Phylogenetic analyses presented in this paper, based on six and nine genes, strongly suggest that the first-branching extant angiosperm lineage is composed of Amborella + Nymphaeales (Figs. 3 and 5A). Confidence in this result is high because (i) congruent estimates were obtained by most methods of analysis from combined and individual mt, pt, and nuc genome datasets particularly after noise reduction (only 18S by itself was ambiguous), and (ii) high BPs were obtained by assuming various models from both independent and combined analyses. Furthermore, the Kishino–Hasegawa test (51) revealed that root A was a significantly better fit to the data (P < 0.05) than root B for the nine-gene dataset (six-gene dataset was not significant at P < 0.05). Previously, confidence was assumed for the first branching position of Amborella-only because of the high bootstrap values obtained and the fact that multiple studies came to the same result (1114). These individual studies lacked congruence as a measure of reliability because the analyses only used UW parsimony (except ref. 14, which also used one ML analysis), and when independent genomes were considered, incongruence was noted (12, 14). The major difference between the two topologies is placement of the root, one node apart, because analyses excluding all gymnosperms find an essentially identical topology with all methods and genomes (results not shown). The results obtained previously were shown to be method dependent also; thus, the major conclusions obtained from our study are not due to reduced taxon or additional gene sampling. There are evolutionary implications for accepting either phylogenetic estimate (discussed below); therefore, it is of importance to consider the biological and methodological factors that affected the topological estimates obtained.

Paralogy, Outgroups, and Long-Branch Taxa.

The existence of multiple loci for atpA in Amborella is surprising, although it has been reported in Oenothera (52).

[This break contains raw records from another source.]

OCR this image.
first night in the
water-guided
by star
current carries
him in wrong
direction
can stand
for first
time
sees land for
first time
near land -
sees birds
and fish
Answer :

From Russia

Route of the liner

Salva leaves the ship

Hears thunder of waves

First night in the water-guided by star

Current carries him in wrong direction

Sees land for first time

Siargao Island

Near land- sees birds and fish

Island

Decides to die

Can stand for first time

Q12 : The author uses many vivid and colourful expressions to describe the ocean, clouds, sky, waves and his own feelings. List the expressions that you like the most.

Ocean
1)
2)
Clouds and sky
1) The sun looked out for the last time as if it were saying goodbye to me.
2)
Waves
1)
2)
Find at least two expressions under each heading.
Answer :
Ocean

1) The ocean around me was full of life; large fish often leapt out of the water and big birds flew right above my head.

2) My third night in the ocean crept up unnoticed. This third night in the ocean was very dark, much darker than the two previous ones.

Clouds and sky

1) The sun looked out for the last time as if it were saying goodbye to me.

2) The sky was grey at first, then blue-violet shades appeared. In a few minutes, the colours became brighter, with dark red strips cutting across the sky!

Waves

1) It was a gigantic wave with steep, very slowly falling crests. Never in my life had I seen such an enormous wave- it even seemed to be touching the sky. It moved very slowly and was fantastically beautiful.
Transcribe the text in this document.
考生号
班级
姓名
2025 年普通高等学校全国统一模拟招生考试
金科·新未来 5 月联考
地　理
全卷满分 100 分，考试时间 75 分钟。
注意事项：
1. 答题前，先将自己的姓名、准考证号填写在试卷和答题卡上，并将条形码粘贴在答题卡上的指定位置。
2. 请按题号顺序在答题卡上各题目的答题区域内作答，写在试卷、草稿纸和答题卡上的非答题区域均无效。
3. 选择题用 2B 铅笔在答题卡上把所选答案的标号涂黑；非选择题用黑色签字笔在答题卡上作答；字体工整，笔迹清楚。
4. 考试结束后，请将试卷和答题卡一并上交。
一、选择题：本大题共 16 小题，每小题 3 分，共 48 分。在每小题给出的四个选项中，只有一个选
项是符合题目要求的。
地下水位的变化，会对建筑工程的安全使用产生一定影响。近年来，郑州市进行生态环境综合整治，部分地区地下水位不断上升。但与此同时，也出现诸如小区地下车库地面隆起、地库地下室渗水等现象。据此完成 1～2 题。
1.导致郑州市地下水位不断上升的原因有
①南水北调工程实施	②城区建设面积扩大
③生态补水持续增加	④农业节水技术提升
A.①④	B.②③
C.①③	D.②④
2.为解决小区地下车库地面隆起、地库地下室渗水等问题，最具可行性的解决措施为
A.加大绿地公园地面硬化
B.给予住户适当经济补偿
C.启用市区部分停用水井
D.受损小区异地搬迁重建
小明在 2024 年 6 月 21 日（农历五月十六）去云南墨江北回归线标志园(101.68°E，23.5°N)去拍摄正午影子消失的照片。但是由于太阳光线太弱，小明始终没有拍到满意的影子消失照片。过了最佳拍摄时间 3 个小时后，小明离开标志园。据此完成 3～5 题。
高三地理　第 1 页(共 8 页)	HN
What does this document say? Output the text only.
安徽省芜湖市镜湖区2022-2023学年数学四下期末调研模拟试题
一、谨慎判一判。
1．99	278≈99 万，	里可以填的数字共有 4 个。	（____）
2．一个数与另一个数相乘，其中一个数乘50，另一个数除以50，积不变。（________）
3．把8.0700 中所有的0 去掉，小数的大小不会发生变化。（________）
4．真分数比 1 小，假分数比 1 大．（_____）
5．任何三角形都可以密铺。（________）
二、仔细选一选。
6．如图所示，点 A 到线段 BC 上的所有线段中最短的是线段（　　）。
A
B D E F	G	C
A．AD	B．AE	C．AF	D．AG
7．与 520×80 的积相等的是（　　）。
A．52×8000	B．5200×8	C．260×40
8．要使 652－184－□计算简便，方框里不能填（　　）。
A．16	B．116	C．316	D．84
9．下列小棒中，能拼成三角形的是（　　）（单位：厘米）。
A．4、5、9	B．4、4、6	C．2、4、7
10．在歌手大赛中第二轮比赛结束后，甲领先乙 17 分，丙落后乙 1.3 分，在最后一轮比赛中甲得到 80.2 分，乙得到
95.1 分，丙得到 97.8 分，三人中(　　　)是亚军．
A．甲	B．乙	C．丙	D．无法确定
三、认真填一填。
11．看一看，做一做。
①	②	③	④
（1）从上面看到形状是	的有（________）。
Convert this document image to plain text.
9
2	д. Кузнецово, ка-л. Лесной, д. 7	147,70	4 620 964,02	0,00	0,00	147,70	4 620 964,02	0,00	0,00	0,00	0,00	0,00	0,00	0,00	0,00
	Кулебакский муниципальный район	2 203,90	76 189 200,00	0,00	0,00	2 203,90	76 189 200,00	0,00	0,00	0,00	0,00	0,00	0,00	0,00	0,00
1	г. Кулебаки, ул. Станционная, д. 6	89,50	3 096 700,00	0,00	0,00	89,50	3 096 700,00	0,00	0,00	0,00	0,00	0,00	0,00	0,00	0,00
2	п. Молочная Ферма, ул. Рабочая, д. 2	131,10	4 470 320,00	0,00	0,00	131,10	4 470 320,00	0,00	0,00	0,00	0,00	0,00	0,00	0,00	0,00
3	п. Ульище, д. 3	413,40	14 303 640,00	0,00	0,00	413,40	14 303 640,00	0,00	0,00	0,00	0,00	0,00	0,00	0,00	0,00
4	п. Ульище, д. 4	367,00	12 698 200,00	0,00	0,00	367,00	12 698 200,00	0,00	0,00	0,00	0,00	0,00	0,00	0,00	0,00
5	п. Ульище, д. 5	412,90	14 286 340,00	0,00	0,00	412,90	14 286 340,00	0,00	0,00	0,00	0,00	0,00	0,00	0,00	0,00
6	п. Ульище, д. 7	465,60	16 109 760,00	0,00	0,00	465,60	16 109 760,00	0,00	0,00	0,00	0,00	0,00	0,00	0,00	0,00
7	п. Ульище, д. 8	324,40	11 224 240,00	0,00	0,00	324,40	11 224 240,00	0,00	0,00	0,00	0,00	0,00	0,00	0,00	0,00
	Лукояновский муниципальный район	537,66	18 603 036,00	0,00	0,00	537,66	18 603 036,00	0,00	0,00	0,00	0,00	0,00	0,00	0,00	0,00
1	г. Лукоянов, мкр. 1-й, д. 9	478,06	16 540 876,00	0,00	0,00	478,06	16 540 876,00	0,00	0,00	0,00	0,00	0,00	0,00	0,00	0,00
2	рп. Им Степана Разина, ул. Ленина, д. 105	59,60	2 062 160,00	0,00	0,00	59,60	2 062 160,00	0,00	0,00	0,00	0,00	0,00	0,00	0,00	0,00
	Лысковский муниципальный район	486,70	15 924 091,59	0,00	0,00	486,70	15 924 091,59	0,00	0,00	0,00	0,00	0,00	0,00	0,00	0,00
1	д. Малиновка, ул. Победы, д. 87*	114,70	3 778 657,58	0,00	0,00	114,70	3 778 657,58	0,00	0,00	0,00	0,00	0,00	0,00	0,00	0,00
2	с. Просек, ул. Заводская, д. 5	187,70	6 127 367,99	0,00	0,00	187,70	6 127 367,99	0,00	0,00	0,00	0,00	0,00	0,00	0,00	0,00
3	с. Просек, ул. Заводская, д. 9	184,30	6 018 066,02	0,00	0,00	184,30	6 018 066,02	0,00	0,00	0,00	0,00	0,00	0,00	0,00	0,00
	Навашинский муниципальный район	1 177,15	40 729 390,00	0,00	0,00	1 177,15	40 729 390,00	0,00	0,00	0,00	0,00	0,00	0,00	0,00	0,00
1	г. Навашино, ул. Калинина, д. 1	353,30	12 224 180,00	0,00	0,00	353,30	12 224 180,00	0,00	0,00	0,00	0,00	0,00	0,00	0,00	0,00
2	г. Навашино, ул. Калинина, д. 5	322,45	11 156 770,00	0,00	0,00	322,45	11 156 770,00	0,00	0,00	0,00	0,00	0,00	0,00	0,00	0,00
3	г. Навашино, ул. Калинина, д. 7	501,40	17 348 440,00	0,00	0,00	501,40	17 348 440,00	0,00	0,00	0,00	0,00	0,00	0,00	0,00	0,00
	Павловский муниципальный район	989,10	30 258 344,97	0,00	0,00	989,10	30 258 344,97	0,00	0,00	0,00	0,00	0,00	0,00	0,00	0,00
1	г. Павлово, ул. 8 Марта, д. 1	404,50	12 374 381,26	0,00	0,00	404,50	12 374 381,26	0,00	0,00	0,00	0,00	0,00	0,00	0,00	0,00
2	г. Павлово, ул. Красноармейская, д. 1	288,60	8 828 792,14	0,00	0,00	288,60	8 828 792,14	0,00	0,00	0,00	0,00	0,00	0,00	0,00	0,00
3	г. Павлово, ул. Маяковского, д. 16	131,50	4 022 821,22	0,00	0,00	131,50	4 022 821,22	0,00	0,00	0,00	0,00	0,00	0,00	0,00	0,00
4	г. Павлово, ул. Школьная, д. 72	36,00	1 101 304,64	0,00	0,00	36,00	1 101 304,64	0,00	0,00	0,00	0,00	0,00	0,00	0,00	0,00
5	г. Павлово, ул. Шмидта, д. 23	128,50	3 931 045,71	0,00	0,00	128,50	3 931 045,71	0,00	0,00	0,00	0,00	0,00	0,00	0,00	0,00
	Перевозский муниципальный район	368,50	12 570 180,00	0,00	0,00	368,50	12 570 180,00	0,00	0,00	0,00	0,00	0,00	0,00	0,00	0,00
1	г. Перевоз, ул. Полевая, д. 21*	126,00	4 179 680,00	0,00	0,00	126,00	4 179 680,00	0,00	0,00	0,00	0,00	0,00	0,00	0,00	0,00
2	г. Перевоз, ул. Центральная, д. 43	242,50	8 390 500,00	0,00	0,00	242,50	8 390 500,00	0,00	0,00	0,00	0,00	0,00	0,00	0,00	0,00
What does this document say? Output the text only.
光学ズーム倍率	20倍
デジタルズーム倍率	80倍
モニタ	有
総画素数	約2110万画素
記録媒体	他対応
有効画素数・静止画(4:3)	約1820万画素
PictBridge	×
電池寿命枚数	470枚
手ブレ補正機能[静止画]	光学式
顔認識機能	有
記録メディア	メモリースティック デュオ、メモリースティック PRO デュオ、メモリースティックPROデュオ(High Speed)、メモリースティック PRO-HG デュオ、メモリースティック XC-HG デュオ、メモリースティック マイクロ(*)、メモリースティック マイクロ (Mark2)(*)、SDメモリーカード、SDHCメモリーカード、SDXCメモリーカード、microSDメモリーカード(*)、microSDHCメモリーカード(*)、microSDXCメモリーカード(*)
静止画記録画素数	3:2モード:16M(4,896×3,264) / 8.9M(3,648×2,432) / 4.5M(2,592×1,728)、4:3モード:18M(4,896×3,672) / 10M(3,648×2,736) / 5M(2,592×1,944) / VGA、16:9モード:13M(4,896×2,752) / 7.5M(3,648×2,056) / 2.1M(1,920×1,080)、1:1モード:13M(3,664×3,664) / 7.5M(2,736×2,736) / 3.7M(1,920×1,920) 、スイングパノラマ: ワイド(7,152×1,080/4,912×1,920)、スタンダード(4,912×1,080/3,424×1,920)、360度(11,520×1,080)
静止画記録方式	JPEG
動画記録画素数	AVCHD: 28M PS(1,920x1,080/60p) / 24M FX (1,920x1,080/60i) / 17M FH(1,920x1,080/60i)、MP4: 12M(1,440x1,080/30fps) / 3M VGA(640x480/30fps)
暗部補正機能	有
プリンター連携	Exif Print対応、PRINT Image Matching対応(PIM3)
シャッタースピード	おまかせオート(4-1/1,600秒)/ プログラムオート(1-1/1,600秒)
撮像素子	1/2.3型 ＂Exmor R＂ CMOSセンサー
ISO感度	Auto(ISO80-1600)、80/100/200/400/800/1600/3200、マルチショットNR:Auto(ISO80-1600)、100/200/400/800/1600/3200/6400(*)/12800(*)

The inclusion of the highly diverged mt atpA paralog (12) significantly affected inference of phylogeny using atpA or mt sequences only and compromised congruence among genomic estimates (results not shown). Accordingly, we included only the Amborella ortholog in the final analyses.

As shown above, not only were some gymnosperm outgroups suboptimal choices for identifying the root of angiosperm phylogeny (Fig. 2A), but taxon-variance plots indicated that their inclusion could cause UW parsimony inconsistent conditions (Fig. 2B). As evidence of this, use of long-branch outgroups for the pt-only dataset resulted in a well-supported root node with Ceratophyllum estimated as the first-branching angiosperm (results not shown), a result incongruent with most recent molecular phylogenies (refs. 1214 and Fig. 3). However, it should be noted that analyses of total combined data by using suboptimal outgroups did not fundamentally alter the conclusions of this study.

Furthermore, the RASA-based identification of Amborella PHYA and Picea phytochrome as “long branches” allowed us to avoid obtaining potentially spurious tree estimates when analyzing this gene. Indeed, since 1978 it has been recognized that some sequences or taxa can cause incorrect phylogenetic estimation (33). Now that problematic taxa can be identified by using objective criteria (44), they can be removed (or examined) if their inclusion is predicted to mislead phylogenetic estimates.

Methodological and Genomic Congruence.

In our analyses, RASA-based data exploration tended to reduce the apparent conflict in the six- and nine-gene datasets. Removal of phylogenetic noise led to a dramatic increase of congruence among genomes and methods. Because all datasets are likely to have some form of phylogenetic noise, suboptimal outgroups, and long-branch taxa, methods such as RASA are becoming critical parts of many rigorous analyses (7, 4548).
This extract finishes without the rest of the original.